Stop Wasting Your Mushroom Stems
If you enjoy cooking and you're not entirely afraid of mushrooms, then you may have experimented with recipes that include one of the more common varieties. According to Country Living, button mushrooms, crimini mushrooms, and portobello mushrooms are among the fungi options shoppers have a good chance of finding at their local grocery store. As the site points out, these three mushroom types are related but differ in age. These mushrooms have meaty, round caps that are more substantial than their more fibrous stems, but that doesn't mean the stems should go straight to the waste bin.
Though some dishes, like our recipe for easy stuffed mushrooms, call for taking off the stems, that doesn't mean they should always be discarded. Food52 explains that mushroom stems can be chopped and included in recipes alongside the caps even when the instructions call for their disposal. Much like a mushroom after its stem has been removed, when it comes to including mushroom stems in your cooking, the possibilities are bottomless.
Start getting creative with your mushroom stems
One potential use for white mushroom stems is making your own mushroom risotto. In this recipe, the stems are removed, finely chopped, and cooked with olive oil, onions, and garlic before the sliced mushroom caps are added to the mixture. A good use for shiitake mushroom stems, on the other hand, is to incorporate them into your soup.
While they might not make you sick, Food52 notes that shiitake stems can be tough, and suggests using fresh, finely chopped shiitake stems for cooking and saving the older ones for gravy or stock. To make the Velvety Mushroom Soup recipe on its site, Food52 points out that a higher ratio of shiitake stems than caps is required, making it a good follow-up recipe to create after cooking up a recipe that calls for stem removal.

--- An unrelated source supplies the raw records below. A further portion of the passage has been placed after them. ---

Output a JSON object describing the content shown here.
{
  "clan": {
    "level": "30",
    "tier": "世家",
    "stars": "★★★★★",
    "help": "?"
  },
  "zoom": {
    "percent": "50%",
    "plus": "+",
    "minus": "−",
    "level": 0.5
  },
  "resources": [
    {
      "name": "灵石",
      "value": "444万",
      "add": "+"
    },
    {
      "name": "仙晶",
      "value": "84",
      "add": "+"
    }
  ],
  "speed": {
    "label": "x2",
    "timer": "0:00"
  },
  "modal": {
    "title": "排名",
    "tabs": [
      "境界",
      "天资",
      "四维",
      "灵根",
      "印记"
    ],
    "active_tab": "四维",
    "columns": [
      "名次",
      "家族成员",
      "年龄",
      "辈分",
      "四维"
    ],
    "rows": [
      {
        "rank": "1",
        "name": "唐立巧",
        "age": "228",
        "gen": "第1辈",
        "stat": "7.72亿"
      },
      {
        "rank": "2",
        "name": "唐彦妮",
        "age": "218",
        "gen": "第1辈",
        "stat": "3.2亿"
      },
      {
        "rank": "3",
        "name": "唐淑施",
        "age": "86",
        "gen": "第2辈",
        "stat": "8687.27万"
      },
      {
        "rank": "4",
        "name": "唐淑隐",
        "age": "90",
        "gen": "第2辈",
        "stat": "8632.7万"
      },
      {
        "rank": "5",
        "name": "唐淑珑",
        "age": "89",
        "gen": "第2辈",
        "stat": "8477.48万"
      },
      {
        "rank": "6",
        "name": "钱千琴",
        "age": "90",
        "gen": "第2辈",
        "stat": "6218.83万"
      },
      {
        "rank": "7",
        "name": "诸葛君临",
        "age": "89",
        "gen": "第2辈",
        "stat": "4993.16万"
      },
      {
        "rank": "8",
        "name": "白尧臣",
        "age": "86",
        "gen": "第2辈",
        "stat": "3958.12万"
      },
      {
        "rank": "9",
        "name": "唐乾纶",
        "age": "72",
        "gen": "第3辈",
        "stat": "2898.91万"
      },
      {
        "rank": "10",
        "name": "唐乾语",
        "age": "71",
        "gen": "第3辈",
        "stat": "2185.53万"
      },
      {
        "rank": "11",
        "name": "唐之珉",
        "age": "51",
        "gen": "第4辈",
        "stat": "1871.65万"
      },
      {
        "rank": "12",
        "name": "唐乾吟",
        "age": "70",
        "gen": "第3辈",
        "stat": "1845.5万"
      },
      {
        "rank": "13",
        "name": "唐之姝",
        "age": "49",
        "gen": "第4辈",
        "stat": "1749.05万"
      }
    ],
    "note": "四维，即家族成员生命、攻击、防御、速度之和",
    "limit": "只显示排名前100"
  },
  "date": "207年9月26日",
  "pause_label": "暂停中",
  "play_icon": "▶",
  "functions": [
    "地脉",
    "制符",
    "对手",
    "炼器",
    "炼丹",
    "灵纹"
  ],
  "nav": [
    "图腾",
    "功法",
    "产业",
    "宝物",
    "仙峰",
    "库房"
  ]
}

If using up your mushroom stems is something that isn't in your immediate future but you do want to save them for a later date, the Chicago Tribune advises slicing the stems, squeezing them dry, and placing them in a plastic bag in the freezer. For bonus points, the site even suggests freezing the "juice" you squeezed out to add to the mushrooms when you cook them. And keep in mind, though snapping off those stems may seem like second nature, some mushroom cooking methods, like our recipe for sautéed mushrooms, call for slicing them with the stem on. Thankfully, there's not much room for mushroom waste there.